J'ai failli intituler ce billet "J'en ai marre d'être végane", mais j'ai bien senti que cela le mettrait dans une mauvaise posture avant même d'être lu.
Que l'on se rassure, je suis toujours végane. L'abandon du blog n'a rien à voir avec un quelconque revirement. Mais que l'on soit attentif: j'en ai marre d'une approche du véganisme qui nie les problèmes que peuvent rencontrer les unes ou les autres.
En effet, dans la communication pour convaincre au véganisme, outre les appels à l'éthique et les arguments de l'environnement, on parle beaucoup du côté soi-disant plus sain du véganisme et du fait que la plupart des gens qui font cette conversion alimentaire verraient leur poids se modifier vers le bas. Et j'en ai plus que marre d'entendre ça.
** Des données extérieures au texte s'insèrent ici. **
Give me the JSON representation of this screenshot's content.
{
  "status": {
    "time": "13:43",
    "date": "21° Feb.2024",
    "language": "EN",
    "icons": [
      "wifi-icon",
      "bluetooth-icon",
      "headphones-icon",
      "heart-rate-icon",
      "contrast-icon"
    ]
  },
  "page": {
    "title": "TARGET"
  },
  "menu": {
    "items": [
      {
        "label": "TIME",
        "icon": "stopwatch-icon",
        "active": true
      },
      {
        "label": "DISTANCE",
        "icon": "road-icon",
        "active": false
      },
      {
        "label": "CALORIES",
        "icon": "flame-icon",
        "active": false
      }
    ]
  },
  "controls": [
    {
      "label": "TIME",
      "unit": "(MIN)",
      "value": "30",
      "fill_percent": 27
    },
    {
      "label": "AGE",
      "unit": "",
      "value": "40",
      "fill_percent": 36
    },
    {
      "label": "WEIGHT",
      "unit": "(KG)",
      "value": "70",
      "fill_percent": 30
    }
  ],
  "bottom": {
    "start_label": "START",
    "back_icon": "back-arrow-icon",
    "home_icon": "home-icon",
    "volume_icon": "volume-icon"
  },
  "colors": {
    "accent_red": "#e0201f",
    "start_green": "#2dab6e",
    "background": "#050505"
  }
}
Disons-le directement: j'ai bel et bien vu mon poids se modifier en devenant végane. Vers le haut. Et pas qu'un peu. J'ai pris plus de vingt kilos. Alors certes, je suis devenue végane dans les mois qui ont suivi mon arrêt de la cigarette et ma première grossesse, ce qui influe déjà en soi le corps et son métabolisme. Mais cela n'explique certainement pas tout.
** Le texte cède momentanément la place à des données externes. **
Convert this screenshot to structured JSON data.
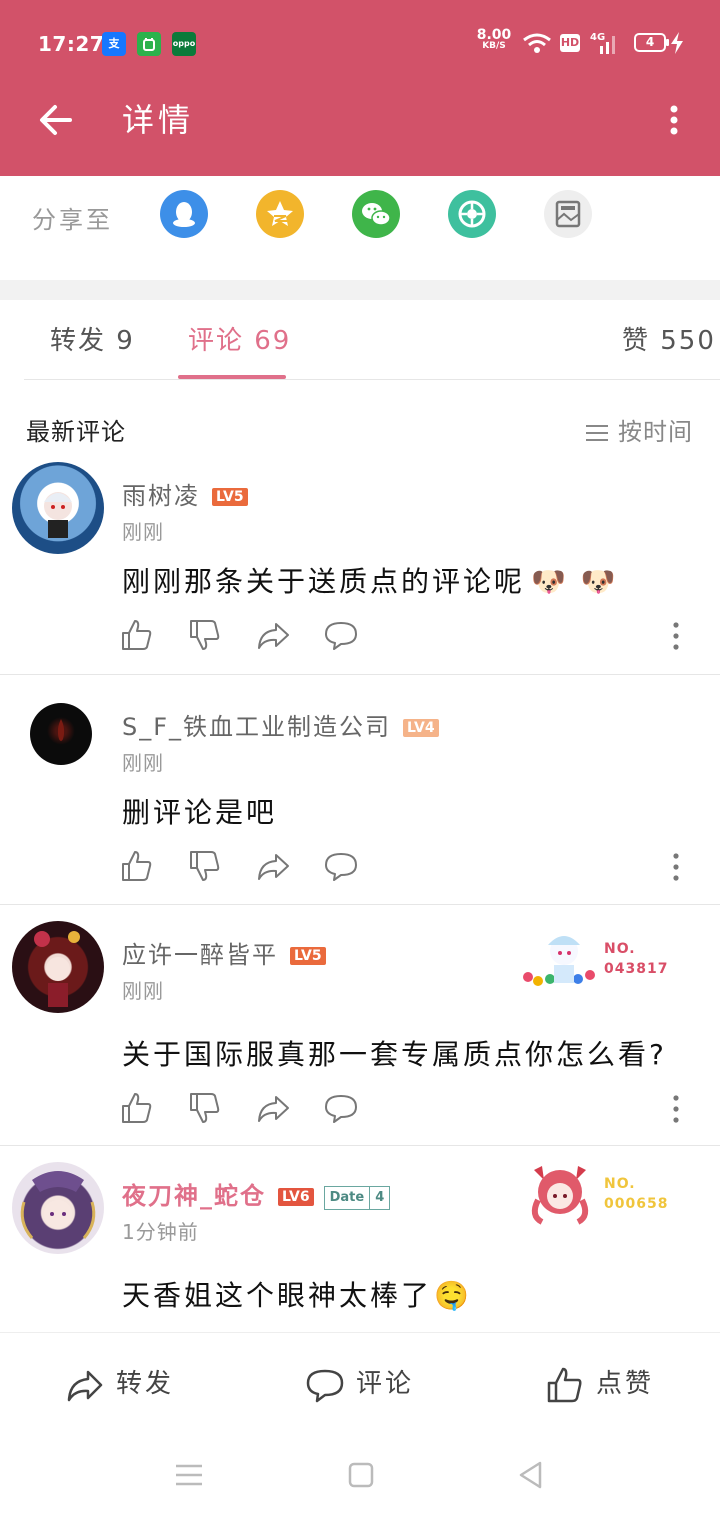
{
  "status_bar": {
    "time": "17:27",
    "app_icons": [
      "支",
      "",
      "oppo"
    ],
    "net_speed_value": "8.00",
    "net_speed_unit": "KB/S",
    "hd": "HD",
    "signal": "4G",
    "battery": "4"
  },
  "appbar": {
    "title": "详情"
  },
  "share": {
    "label": "分享至",
    "targets": [
      "qq-icon",
      "qzone-icon",
      "wechat-icon",
      "moments-icon",
      "gallery-icon"
    ]
  },
  "tabs": [
    {
      "label": "转发 9"
    },
    {
      "label": "评论 69"
    },
    {
      "label": "赞 550"
    }
  ],
  "section": {
    "title": "最新评论",
    "sort_label": "按时间"
  },
  "comments": [
    {
      "user": "雨树凌",
      "level": "LV5",
      "time": "刚刚",
      "text": "刚刚那条关于送质点的评论呢",
      "emoji": "🐶 🐶"
    },
    {
      "user": "S_F_铁血工业制造公司",
      "level": "LV4",
      "time": "刚刚",
      "text": "删评论是吧"
    },
    {
      "user": "应许一醉皆平",
      "level": "LV5",
      "time": "刚刚",
      "text": "关于国际服真那一套专属质点你怎么看?",
      "badge_label": "NO.",
      "badge_number": "043817"
    },
    {
      "user": "夜刀神_蛇仓",
      "level": "LV6",
      "date_badge": "Date",
      "date_level": "4",
      "time": "1分钟前",
      "text": "天香姐这个眼神太棒了",
      "emoji": "🤤",
      "badge_label": "NO.",
      "badge_number": "000658"
    }
  ],
  "bottom_bar": {
    "repost": "转发",
    "comment": "评论",
    "like": "点赞"
  },
  "colors": {
    "brand": "#d25269",
    "accent": "#e0708a",
    "lv5": "#ea6a3c",
    "lv4": "#f5b389",
    "lv6": "#e3553f"
  }
}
Je suis tombée dans le piège du véganisme. Je dis piège, car il est invisible, et c'est ça qui le rend dangereux, cet angle mort que personne ne veut voir. Je dis piège, mais ça ne l'est pas pour tout le monde. C'est un piège pour des gens comme moi, et nous sommes nombreux: celleux qui souffrent de troubles du comportement alimentaire, aka les TCA.
Les troubes du comportement alimentaire peuvent vite devenir envahissants s'ils ne sont pas bien maîtrisés. Première étape, les reconnaître. Deuxième étape, la bienveillance envers soi-même. Troisième étape, ne pas se mettre dans des situations potentiellement dangereuses - "triggering". Or voilà, le véganisme, par définition, implique une modification de l'alimentation qui passe nécessairement par une forme de restriction. Cela n'est absolument pas négatif en soi. Mais quand on a un TCA, c'est extrêmement risqué.
En effet, même s'il on est convaincu à 3000 pourcent de la justesse de sa démarche, de l'éthique, de son combat, il n'empêche que le cerveau, lui, il reçoit le message "restriction", et dans le cas d'un TCA ça le met en grande nervosité. Et il compense. Voilà pourquoi toute une frange des véganes a des problèmes de poids - et on les tait, car ils ne donnent pas une bonne image du véganisme. Voilà pourquoi je me cache souvent, j'ai l'impression d'être une "mauvaise végane" puisque je ne suis pas une brindille qui pète la forme.
Je le répète, le problème n'est pas le véganisme, c'est bien les TCA! Mais quand on doit gérer les deux, c'est compliqué - et les similis, gloire à eux, participent aussi grandement au problème. Je n'ai pas de solution. Chacun trouve la sienne. J'en connais qui rongent leur frein en silence, j'en connais qui se sont relâchés sur certains produits laitiers pour limiter les stress envoyés à leur cerveau. Aucun.e n'a tort, à chacun.e de trouver son équilibre. Je suis convaincue que le véganisme est la voie à suivre, qu'il est éthique, qu'il est la seule solution alimentaire viable pour l'environnement et la seule solution viable pour notre moralité. Mais je suis également convaincue que si les gens souffrant de TCA ne se voient pas reconnaître les difficultés qu'ils vont rencontrer en devenant végane, cela n'aidera personne. Et cela limitera probablement le nombre de véganes parmi eux à terme.
À titre personnel, je n'ai pas encore de solution, je continue à souffrir de cette double contrainte et me demande comment faire pour gérer mes TCA et surtout ma santé (20 kilos!) tout en restant en accord avec mes convictions profondes. À titre communautaire, j'aimerais que l'on cesse de pourrir les gens qui rencontrent des difficultés en devenant végane. Chacun.e son parcours, chacun.e ses bagages dans cette aventure. Et plus nous serons reconnu.e.s et accueilli.e.s avec bienveillance plus cela nous aidera à rester véganes et en bonne santé.